Generally, a covenant not to compete is when a Florida employee agrees not to work for an employer's competitors when the employee leaves the company. Covenants not to compete are also known as "non-compete clauses". An employee who signs them either does so as a condition to employment or they can receive compensation for the agreement.

When are Covenants not to Compete Unenforceable?

Whether or not a judge will conclude that the covenant is enforceable can be challenging to know beforehand. While the employer?s interests are significant, Florida courts place great weight on an individual?s freedom to pursue the employment they want. Accordingly, courts have only upheld those agreements that they consider reasonable under the circumstances. Covenants not to compete that a court will categorize as unreasonable include agreements that last for a long duration or that restrict the employee to an unreasonable geographic area around Casselberry.

Covenants not to compete are also required to deal only with competitors who are reasonably related to the employer's line of industry. Finally, the employer needs to have an acceptable business purpose which justifies their motives in requiring their employee to sign a covenant not to compete.

Do I Need an Attorney when Dealing with a Covenant not to Compete?
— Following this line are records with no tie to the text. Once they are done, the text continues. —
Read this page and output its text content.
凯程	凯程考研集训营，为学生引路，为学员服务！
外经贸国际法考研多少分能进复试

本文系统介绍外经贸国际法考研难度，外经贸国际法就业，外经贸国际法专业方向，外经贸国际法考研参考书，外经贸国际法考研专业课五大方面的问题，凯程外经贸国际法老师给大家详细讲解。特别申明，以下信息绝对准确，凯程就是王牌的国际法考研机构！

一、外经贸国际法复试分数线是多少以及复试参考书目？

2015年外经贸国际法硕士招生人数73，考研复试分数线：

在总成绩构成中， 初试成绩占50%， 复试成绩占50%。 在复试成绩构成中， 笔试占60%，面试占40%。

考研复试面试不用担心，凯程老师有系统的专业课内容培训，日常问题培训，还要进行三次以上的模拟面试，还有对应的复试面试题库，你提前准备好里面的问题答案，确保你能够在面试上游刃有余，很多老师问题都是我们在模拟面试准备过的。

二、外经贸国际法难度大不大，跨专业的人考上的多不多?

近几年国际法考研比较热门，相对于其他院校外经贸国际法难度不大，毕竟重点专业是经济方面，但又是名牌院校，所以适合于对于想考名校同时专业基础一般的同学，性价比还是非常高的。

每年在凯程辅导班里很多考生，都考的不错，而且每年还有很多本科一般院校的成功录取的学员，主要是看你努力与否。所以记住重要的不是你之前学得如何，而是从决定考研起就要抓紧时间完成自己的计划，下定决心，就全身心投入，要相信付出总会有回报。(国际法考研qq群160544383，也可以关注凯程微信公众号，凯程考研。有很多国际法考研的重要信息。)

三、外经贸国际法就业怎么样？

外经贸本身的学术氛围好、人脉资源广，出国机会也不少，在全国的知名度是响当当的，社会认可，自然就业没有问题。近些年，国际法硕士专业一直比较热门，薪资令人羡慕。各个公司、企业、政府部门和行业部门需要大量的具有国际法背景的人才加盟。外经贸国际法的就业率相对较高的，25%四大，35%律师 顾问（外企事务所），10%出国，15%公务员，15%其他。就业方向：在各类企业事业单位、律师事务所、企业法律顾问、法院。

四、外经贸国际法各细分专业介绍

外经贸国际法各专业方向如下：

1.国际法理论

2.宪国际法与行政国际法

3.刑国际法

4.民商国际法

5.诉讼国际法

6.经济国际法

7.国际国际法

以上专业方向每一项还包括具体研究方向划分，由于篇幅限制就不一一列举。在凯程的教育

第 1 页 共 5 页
Before you sign any documents that could restrict your rights, you may consider hiring a Casselberry, Florida attorney who can review the covenant. The attorney can negotiate modifications to the contract if they are needed, and can draft a new clause which is acceptable to the parties involved. An attorney can also give valuable advice when it comes to suing employees for breaching covenants, or counseling employees who have signed one regarding whether they can accept a different job.